For “seasons” we have multiple competing aspects:
- Spring, Summer, Autumn, Winter
- Natural cycle
- Four quarters, division, period
- Climatic changes
This seems trivial, but different apps will need to place emphasis on different aspects, which then guides how an icon could be selected. For a gardening app, we definitely care about the order and the cycle. For a tax app, it is the quarters and division of a year that might be of interest.
We know that icons need to scale for use within apps that adapt to screen size. Predictably the simpler shapes of the second icon survive reduction to common size specifications better:
The Midjourney icon, probably because of the color range, actually retains its artistic feel even as it becomes indecipherable.
Icons are prey to CSS operations on their images. So if they are selectable we have to think about how the CSS will affect a button as it is selected, hovered over, inactive, etc. We can see a little of this going back to the social media icons:
The familiar birdhouse icon (which is no longer so apposite) on the top line alters by inversion as the text thickens to indicate selection; and gains a blue mark to indicate activity. The home icon from Elk uses a color change to indicate selection, whereas the Bluesky home icon goes for text thickness and inversion again.

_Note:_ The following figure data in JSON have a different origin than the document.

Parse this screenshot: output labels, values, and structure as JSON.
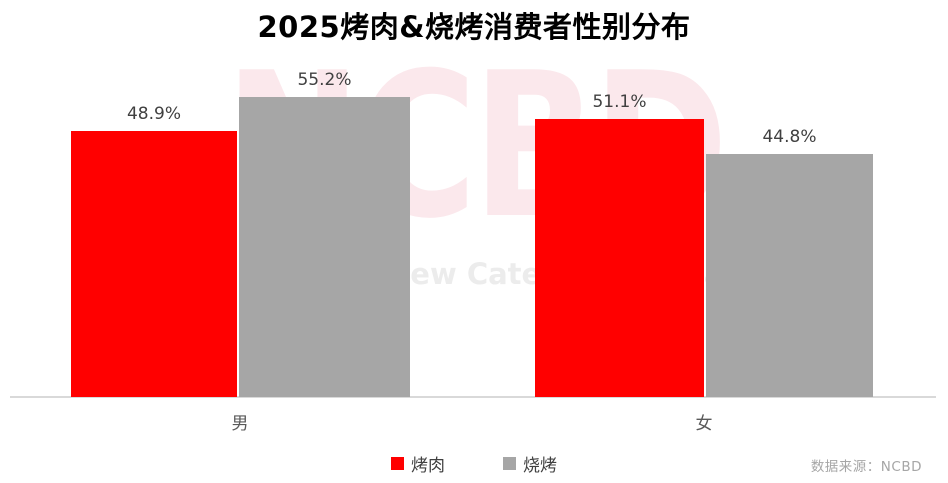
{
  "title": "2025烤肉&烧烤消费者性别分布",
  "watermark": {
    "logo": "NCBD",
    "subtext": "New Catering Big Data",
    "logo_color": "#fbe8ec",
    "subtext_color": "#ececec"
  },
  "source": "数据来源：NCBD",
  "source_color": "#a6a6a6",
  "axis_color": "#d9d9d9",
  "legend": [
    {
      "label": "烤肉",
      "color": "#ff0000"
    },
    {
      "label": "烧烤",
      "color": "#a6a6a6"
    }
  ],
  "chart_data": {
    "type": "bar",
    "title": "2025烤肉&烧烤消费者性别分布",
    "categories": [
      "男",
      "女"
    ],
    "series": [
      {
        "name": "烤肉",
        "color": "#ff0000",
        "values": [
          48.9,
          51.1
        ],
        "labels": [
          "48.9%",
          "51.1%"
        ]
      },
      {
        "name": "烧烤",
        "color": "#a6a6a6",
        "values": [
          55.2,
          44.8
        ],
        "labels": [
          "55.2%",
          "44.8%"
        ]
      }
    ],
    "ylim": [
      0,
      60
    ],
    "grid": false,
    "y_axis_visible": false,
    "legend_position": "bottom",
    "data_labels": "outside-end"
  }
}
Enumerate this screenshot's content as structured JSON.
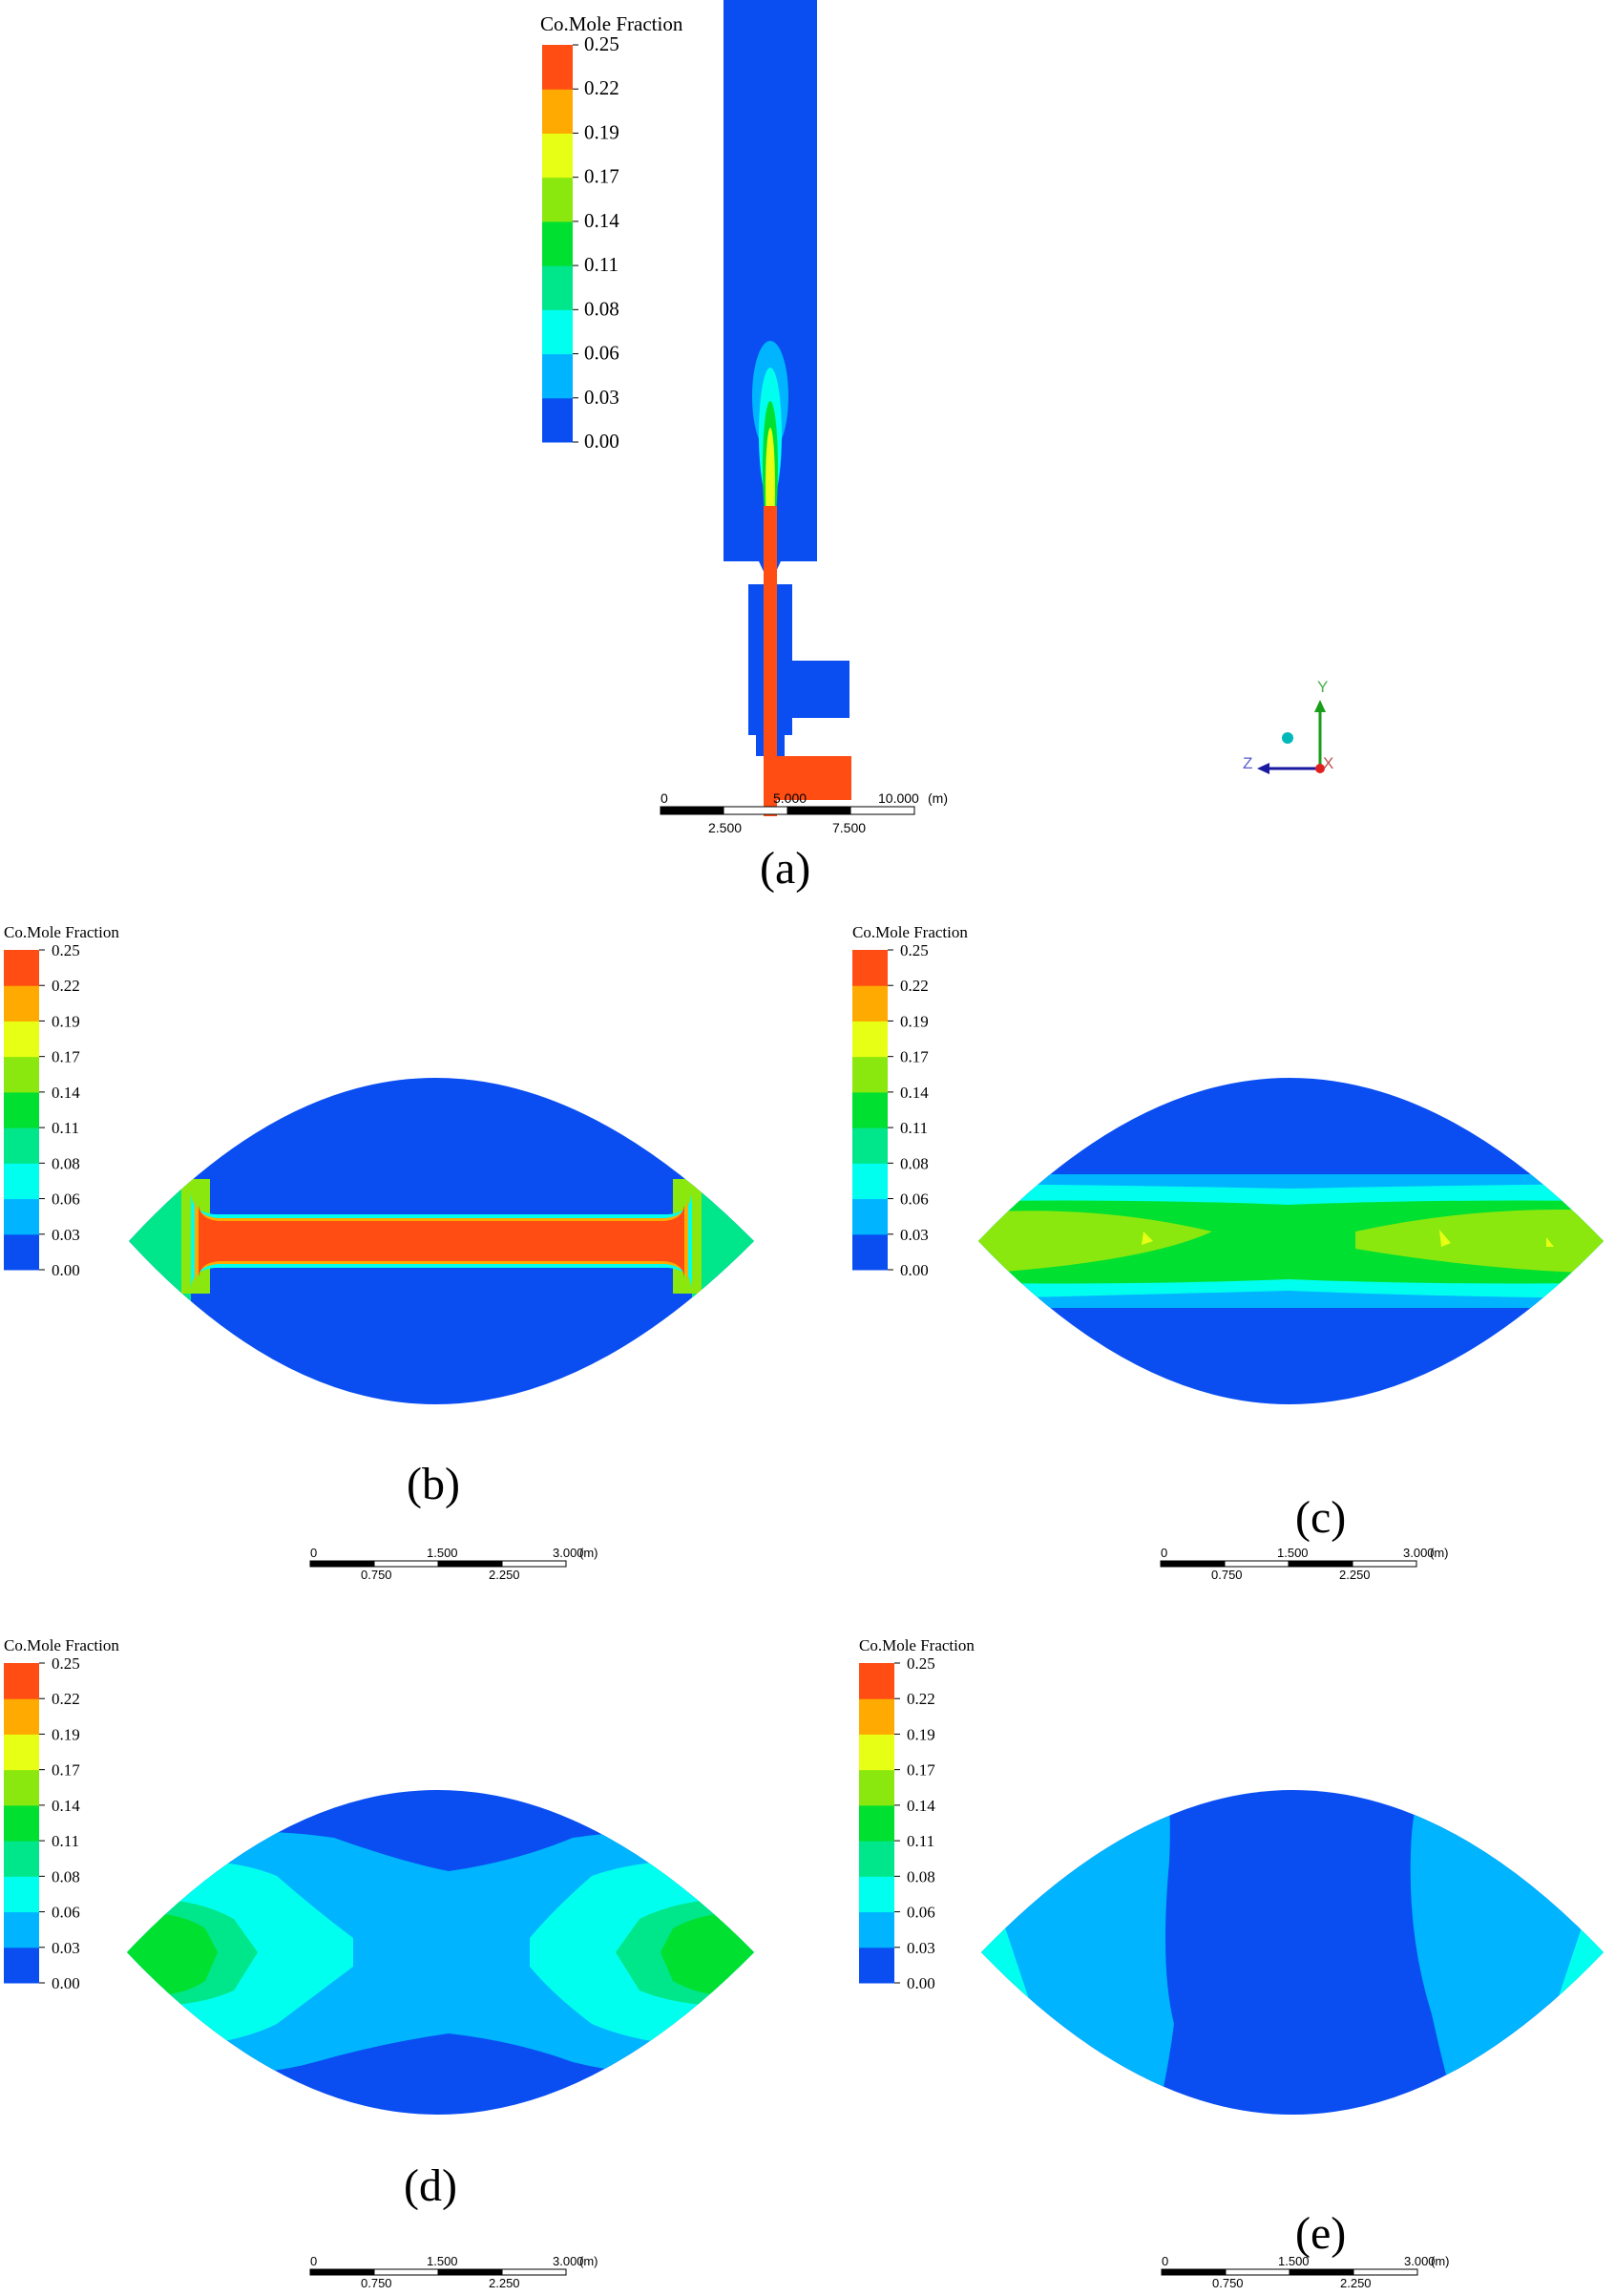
{
  "colors": {
    "bg_blue": "#0a4ef2",
    "scale": [
      "#0a4ef2",
      "#00b4ff",
      "#00ffee",
      "#00e68a",
      "#00e030",
      "#8ae80f",
      "#e6ff14",
      "#ffaa00",
      "#ff4d14"
    ]
  },
  "legend": {
    "title": "Co.Mole Fraction",
    "ticks": [
      "0.25",
      "0.22",
      "0.19",
      "0.17",
      "0.14",
      "0.11",
      "0.08",
      "0.06",
      "0.03",
      "0.00"
    ]
  },
  "panels": {
    "a": {
      "caption": "(a)"
    },
    "b": {
      "caption": "(b)"
    },
    "c": {
      "caption": "(c)"
    },
    "d": {
      "caption": "(d)"
    },
    "e": {
      "caption": "(e)"
    }
  },
  "scalebar_a": {
    "top": [
      "0",
      "5.000",
      "10.000"
    ],
    "unit": "(m)",
    "bottom": [
      "2.500",
      "7.500"
    ]
  },
  "scalebar_small": {
    "top": [
      "0",
      "1.500",
      "3.000"
    ],
    "unit": "(m)",
    "bottom": [
      "0.750",
      "2.250"
    ]
  },
  "axes": {
    "y": "Y",
    "z": "Z",
    "x": "X"
  }
}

This is further complicated by color “themes” — like “dark”, which all the apps in the above examples are running. This has led to icons being selected with the following properties:
- Simple, probably retro objects that quickly indicate functionality.
- Single-line drawings, which can change color or thickness and retain meaning.
- Shapes that can invert easily, like two of the “Home” icons above.
- Shapes that are reasonably scalable.
Product icons are always a different kettle of fish, as they are acting on a far larger stage. It isn’t unusual for a product icon to be derived from one of the in-app icons that are unique to the product — but they succumb to an additional range of corporate forces beyond the remit of this post. However, like most long-lived software, they go through revisions over time.
With so many ways to get icons, it is easy to find suitable candidates for probably 70% of what you need. It is only those last items in the set that you may need to work on. Try to keep thematic similarity, and remember that the actual art in the image can easily be changed — and probably will be.